Comment vider les usines… avant de fermer les sites

Interpellé par des salariés d’Aulnay, fin janvier, sur les reclassements à Poissy qui se font attendre, Montebourg, le ministre du « redressement productif », avait nié être au courant de l’intention de PSA de supprimer à nouveau 684 postes à Poissy, alors même qu’un représentant de l’État, Louis Gallois, siège au Conseil de surveillance du groupe !

L’automne dernier, PSA imposait son « nouveau contrat social » pour l’ensemble du groupe en France [1]. Cet accord, une fois signé, devait permettre la « sauvegarde de l’emploi industriel en France ». L’annonce du passage à une seule ligne sur Poissy et maintenant à Mulhouse (où la direction prétend que c’est temporaire) met fin à toute illusion.

Depuis janvier 2014, à Poissy, quasiment tous les samedis matins seront travaillés jusqu’en fin avril, plusieurs dimanches aussi, et toutes les équipes devront faire 2 heures en plus chaque semaine pour la ligne C3/DS3. Pour la ligne 208, malgré quelques heures supplémentaires, les jours chômés sont en pagaille (11 jours en 3 mois jusqu’à fin avril pour l’équipe qui continue à produire la 208 au-delà de mars). Dans bien des secteurs, pour obliger à venir, la hiérarchie « oublie » de mentionner que certaines séances travaillées sont au « volontariat », pendant que la direction place et déplace les séances et rallongements à plaisir.

À l’Emboutissage par exemple, la direction avait annoncé qu’un vendredi, initialement prévu en repos, serait en fait travaillé en horaires obligatoires. La riposte ne s’est pas fait attendre : le 14 février, 50 ouvriers ont débrayé pendant plus de 4 heures. La direction a vite reculé : séance annulée.

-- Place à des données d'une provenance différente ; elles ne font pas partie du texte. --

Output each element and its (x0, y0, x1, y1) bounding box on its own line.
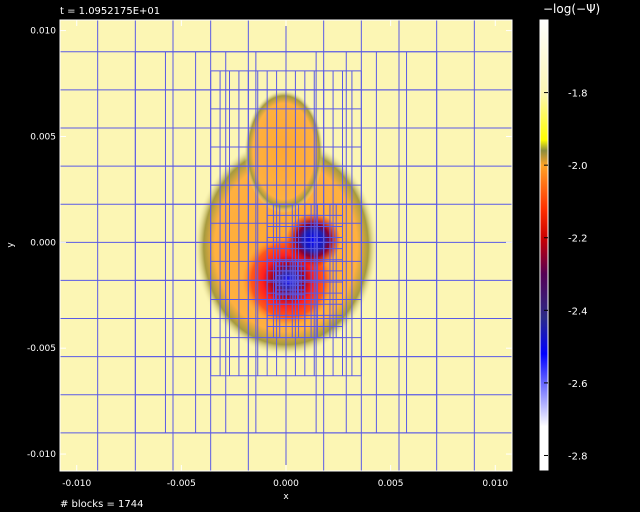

Un spectre hante Poissy : le sort d’Aulnay

En ce début d’année, à moins de trois semaines d’intervalle, PSA vient d’annoncer pour son site de Poissy [2] l’arrêt au 21 mars d’une des deux équipes produisant la 208, et pour janvier 2015 la fin de l’autre équipe. L’objectif est de concentrer la production en faisant passer l’ensemble du site en « monoflux » : une seule ligne produirait trois véhicules avec trois équipes (matin, après-midi et nuit) et des cadences plus élevées.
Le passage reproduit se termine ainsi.